To make a long story short, I was bored.
But then again, this shouldn't surprise me. After all, it's a movie about Saturday Night Live, the most boring "comedy" show ever.
I’ll admit it, there’s definitely a big part of me that absolutely fucking hates Saturday Night Live at this point. I hate its staid comedy, the way it immediately runs-into-the-ground any catch phrase the audience seems to like, and of course, its ceaseless promotion of both sider-ism. I hate it so much. That there would then be this film lionizing a blatantly fantasy retelling of a time when this safe, middle of the road, past-its-sell-by-date institution was once considered “revolutionary” ...it fucking sickens me. And that it uses Johnny Carson and Milton Berle as the face of the enemy, as representatives of out-of-touch, unfunny comedy that lacks the daring and danger that this new show has, all while the modern Saturday Night Live is now the out-of-touch, unfunny enemy of daring, dangerous comedy, it drives me insane!

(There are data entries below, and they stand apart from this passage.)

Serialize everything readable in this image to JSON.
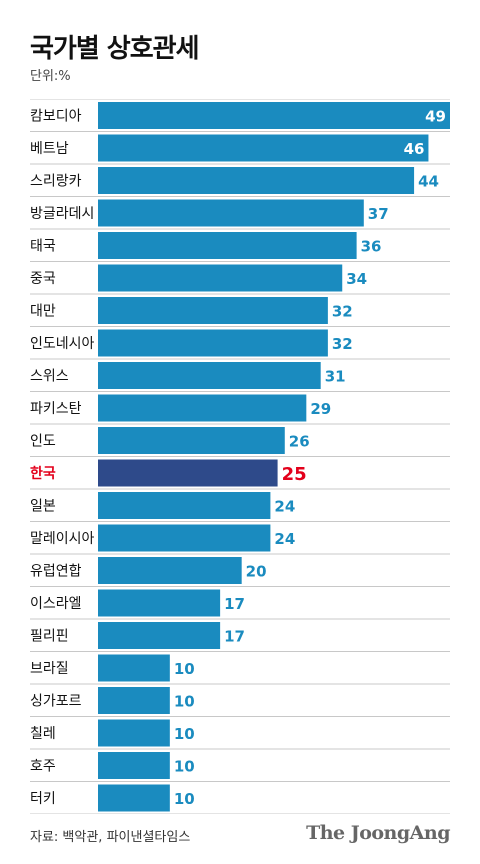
{
  "title": "국가별 상호관세",
  "unit_label": "단위:%",
  "source": "자료: 백악관, 파이낸셜타임스",
  "logo": "The JoongAng",
  "colors": {
    "bar": "#1a8bbf",
    "highlight_bar": "#2e4a8a",
    "highlight_text": "#e3001b",
    "value_text": "#1a8bbf",
    "divider": "#c8c8c8"
  },
  "chart_data": {
    "type": "bar",
    "orientation": "horizontal",
    "highlight": "한국",
    "categories": [
      "캄보디아",
      "베트남",
      "스리랑카",
      "방글라데시",
      "태국",
      "중국",
      "대만",
      "인도네시아",
      "스위스",
      "파키스탄",
      "인도",
      "한국",
      "일본",
      "말레이시아",
      "유럽연합",
      "이스라엘",
      "필리핀",
      "브라질",
      "싱가포르",
      "칠레",
      "호주",
      "터키"
    ],
    "values": [
      49,
      46,
      44,
      37,
      36,
      34,
      32,
      32,
      31,
      29,
      26,
      25,
      24,
      24,
      20,
      17,
      17,
      10,
      10,
      10,
      10,
      10
    ],
    "xlim": [
      0,
      49
    ],
    "grid": false,
    "legend": "none"
  }
}
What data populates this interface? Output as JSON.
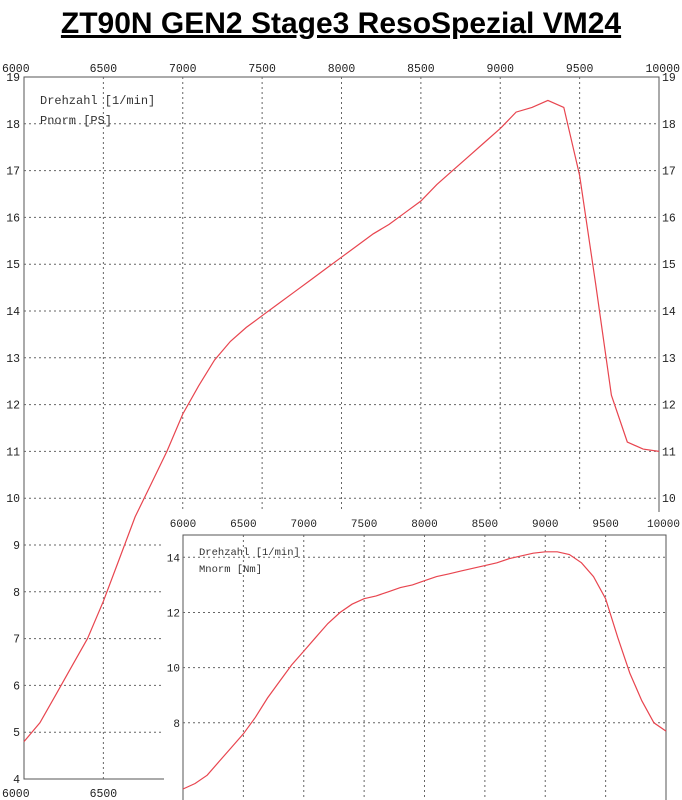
{
  "title": "ZT90N GEN2 Stage3 ResoSpezial VM24",
  "chart_data": [
    {
      "type": "line",
      "title": "ZT90N GEN2 Stage3 ResoSpezial VM24",
      "xlabel": "Drehzahl [1/min]",
      "ylabel": "Pnorm [PS]",
      "xlim": [
        6000,
        10000
      ],
      "ylim": [
        4,
        19
      ],
      "x_ticks": [
        "6000",
        "6500",
        "7000",
        "7500",
        "8000",
        "8500",
        "9000",
        "9500",
        "10000"
      ],
      "y_ticks": [
        "4",
        "5",
        "6",
        "7",
        "8",
        "9",
        "10",
        "11",
        "12",
        "13",
        "14",
        "15",
        "16",
        "17",
        "18",
        "19"
      ],
      "grid": true,
      "color": "#e8454f",
      "series": [
        {
          "x": [
            6000,
            6100,
            6200,
            6300,
            6400,
            6500,
            6600,
            6700,
            6800,
            6900,
            7000,
            7100,
            7200,
            7300,
            7400,
            7500,
            7600,
            7700,
            7800,
            7900,
            8000,
            8100,
            8200,
            8300,
            8400,
            8500,
            8600,
            8700,
            8800,
            8900,
            9000,
            9100,
            9200,
            9300,
            9400,
            9500,
            9600,
            9700,
            9800,
            9900,
            10000
          ],
          "y": [
            4.8,
            5.2,
            5.8,
            6.4,
            7.0,
            7.8,
            8.7,
            9.6,
            10.3,
            11.0,
            11.8,
            12.4,
            12.95,
            13.35,
            13.65,
            13.9,
            14.15,
            14.4,
            14.65,
            14.9,
            15.15,
            15.4,
            15.65,
            15.85,
            16.1,
            16.35,
            16.7,
            17.0,
            17.3,
            17.6,
            17.9,
            18.25,
            18.35,
            18.5,
            18.35,
            16.9,
            14.6,
            12.2,
            11.2,
            11.05,
            11.0
          ]
        }
      ]
    },
    {
      "type": "line",
      "xlabel": "Drehzahl [1/min]",
      "ylabel": "Mnorm [Nm]",
      "xlim": [
        6000,
        10000
      ],
      "ylim": [
        5.2,
        14.7
      ],
      "x_ticks": [
        "6000",
        "6500",
        "7000",
        "7500",
        "8000",
        "8500",
        "9000",
        "9500",
        "10000"
      ],
      "y_ticks": [
        "8",
        "10",
        "12",
        "14"
      ],
      "grid": true,
      "color": "#e8454f",
      "series": [
        {
          "x": [
            6000,
            6100,
            6200,
            6300,
            6400,
            6500,
            6600,
            6700,
            6800,
            6900,
            7000,
            7100,
            7200,
            7300,
            7400,
            7500,
            7600,
            7700,
            7800,
            7900,
            8000,
            8100,
            8200,
            8300,
            8400,
            8500,
            8600,
            8700,
            8800,
            8900,
            9000,
            9100,
            9200,
            9300,
            9400,
            9500,
            9600,
            9700,
            9800,
            9900,
            10000
          ],
          "y": [
            5.6,
            5.8,
            6.1,
            6.6,
            7.1,
            7.6,
            8.2,
            8.9,
            9.5,
            10.1,
            10.6,
            11.1,
            11.6,
            12.0,
            12.3,
            12.5,
            12.6,
            12.75,
            12.9,
            13.0,
            13.15,
            13.3,
            13.4,
            13.5,
            13.6,
            13.7,
            13.8,
            13.95,
            14.05,
            14.15,
            14.2,
            14.2,
            14.1,
            13.8,
            13.3,
            12.5,
            11.1,
            9.8,
            8.8,
            8.0,
            7.7
          ]
        }
      ]
    }
  ]
}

The wine-tasting, sweater-tied-around-the-shoulders, Miata-driving audacity!
That this boring ass handjob of a movie dares to recount the Milton Berle "big dick" anecdote, but does it as a completely made up moment between Uncle Milty and Chevy Chase, as if those two assholes aren’t the exact same kind of comedian, just born decades and eras of comedy apart, and that it does so while seemingly unaware of this fact… I just hate it so much.
Flames… on the side of my face, as the kids say.
Much like late night talk shows, I don’t know why anyone still watches Saturday Night Live, with its milquetoast centrist safe for the whole family comedy. It hasn’t been consistently funny for decades. Besides, when it does manage to be actually funny, the skit is online the next day, so… I don’t know why people still bother to even watch it "live."
But they do. To each their own, I suppose.
Given my extreme distaste for the subject matter, I also don’t know why I bothered watching a dramatized “history” of Saturday Night Live’s very first episode in the first place, and I especially don’t know why I kept watching it when it became clear that it was going to center on that bougie unfunny centrist fuck Lorne Michaels…
But I did. I guess there's no accounting for good decisions on my part either.
Saturday Night is waste of time, an overly nostalgic and dull bit of masturbation, too unwilling to stop tooting it's own horn to bother having anything approaching an actual story, and I regret everything.